Снова жуткая, мучительная тишина воцарилась в рабочей комнате. Даже на лицах хорошенькой ветреной Августы и равнодушно-флегматичной физиономии Степы теперь отразилось сильное волнение. Что же касается до других работниц, то они с явным сочувствием и страхом смотрели на стоявшую с опущенной головой Ганю.
Красные пятна выступили на бледных щеках Розы Федоровны. Ее худая цепкая рука сильнее сжала тонкую кисть бессильной детской Ганиной ручонки.
– Да знаешь ли ты, негодная девчонка, – прошипела, наклоняясь к самому лицу ее, Роза Федоровна, – что такого убытка никогда еще не приносила ни одна работница в нашей мастерской? Отвечай: понимаешь ты это?
И так как Ганя все молчала, боясь поднять глаза в яростное лицо разгневанной женщины, и только трепетала от страха всем своим хрупким, маленьким телом, Роза Федоровна пришла в неописуемое бешенство.
– Вон пошла отсюда, гадина, – зашипела она, еще больнее стискивая беспомощную ручонку девочки, – я тебя выучу, как дорогие вещи портить и от хозяйки заказчиц хороших отваживать из-за твоей глупости!
И она сильно толкнула девочку по направлению дверей.
– Роза Федоровна, – прозвучал слабый, ломкий голос чахоточной мастерицы, и Марья Петровна неожиданно поднялась со своего места с взволнованным, бледным лицом. – Роза Федоровна… Не наказывайте Ганю… Она не виновата, она нечаянно… Все мы видели, что нечаянно она разрезала платье… Да скажите же вы, наконец, что нечаянно, ведь вы видали? – неожиданно до крика повысила голос мастерица, призывным взглядом окидывая сидевших за столом работниц, как бы прося у них поддержки и помощи. – Да скажите вы ей, что я правду говорю, что не виновата Глафира! – закончила она визгливым, сорвавшимся на высокой ноте голосом, и сильно закашлялась от волнения, схватившись рукою за впалую грудь.
– Не виновата… Не виновата Ганя! – загудели, как шмели, мастерицы и их помощницы, – нечаянно она, Роза Федоровна… Нельзя спрашивать с нее! Известное дело – ребенок.
На минуту лицо старшей закройщицы вспыхнуло гневом. Маленькие глазки запрыгали от злости… Рот скосился злой, негодующей усмешкой… Но она живо поборола в себе этот прилив ярости, зная по опыту, что ей далеко не выгодно враждовать с работницами в такое горячее время, когда нужна каждая пара рук в мастерской и весьма возможно, что если раздражить девушек, те побросают работу и уйдут. А этого нельзя было допускать ни в коем случае. Особенно дорожили они с хозяйкой Марьей Петровной, считавшейся самой трудолюбивой и ценной из мастериц, и ссориться с которой и подавно не входило в расчеты Розы Федоровны.

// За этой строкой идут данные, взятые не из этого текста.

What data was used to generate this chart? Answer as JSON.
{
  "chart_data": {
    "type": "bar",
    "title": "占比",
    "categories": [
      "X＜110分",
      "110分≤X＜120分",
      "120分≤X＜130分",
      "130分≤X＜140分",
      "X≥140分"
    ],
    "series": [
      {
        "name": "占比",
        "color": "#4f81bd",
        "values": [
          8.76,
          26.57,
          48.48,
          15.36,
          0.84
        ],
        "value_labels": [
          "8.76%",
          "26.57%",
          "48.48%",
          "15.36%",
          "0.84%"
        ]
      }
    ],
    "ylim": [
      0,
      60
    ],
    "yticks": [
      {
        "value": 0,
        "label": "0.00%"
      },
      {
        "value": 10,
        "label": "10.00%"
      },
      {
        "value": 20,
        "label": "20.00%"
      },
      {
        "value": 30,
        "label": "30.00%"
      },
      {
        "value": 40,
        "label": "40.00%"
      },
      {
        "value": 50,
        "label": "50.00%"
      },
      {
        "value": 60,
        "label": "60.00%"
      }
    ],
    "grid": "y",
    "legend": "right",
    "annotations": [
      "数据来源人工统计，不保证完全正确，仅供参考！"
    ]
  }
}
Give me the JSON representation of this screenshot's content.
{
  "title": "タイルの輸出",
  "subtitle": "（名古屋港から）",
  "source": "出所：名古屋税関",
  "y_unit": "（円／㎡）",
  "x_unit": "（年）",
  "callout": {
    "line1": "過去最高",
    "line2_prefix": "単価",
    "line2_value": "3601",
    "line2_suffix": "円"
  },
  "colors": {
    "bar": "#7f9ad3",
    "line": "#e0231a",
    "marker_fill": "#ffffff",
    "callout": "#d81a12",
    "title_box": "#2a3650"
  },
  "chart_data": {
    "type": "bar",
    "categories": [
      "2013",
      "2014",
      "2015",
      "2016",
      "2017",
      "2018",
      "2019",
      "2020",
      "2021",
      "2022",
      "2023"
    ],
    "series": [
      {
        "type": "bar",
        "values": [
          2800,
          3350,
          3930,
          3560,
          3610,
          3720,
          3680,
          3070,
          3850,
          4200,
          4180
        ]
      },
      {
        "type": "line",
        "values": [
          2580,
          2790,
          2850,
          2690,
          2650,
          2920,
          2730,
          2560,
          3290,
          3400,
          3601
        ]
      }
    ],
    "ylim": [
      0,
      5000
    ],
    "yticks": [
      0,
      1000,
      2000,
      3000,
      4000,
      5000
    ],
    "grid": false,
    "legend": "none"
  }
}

Поэтому старшая закройщица поборола прилив хлынувшего ей в душу гнева и, сдерживая бешенство, проговорила спокойным, почти ласковым голосом, делая невероятное усилие над собой:
– Да что вы, девицы, напали на меня, бедную! Будто я изверг или палач какой, будто хочу мучить Глафиру! Я к мадам ее свела бы только для ответа. Должна же она ответ дать хозяйке своей. Как по-вашему? Должна или нет?
– Не виновата Ганя… С каждой могло случиться! – произнесла снова, с трудом поборов приступ кашля, Марья Петровна.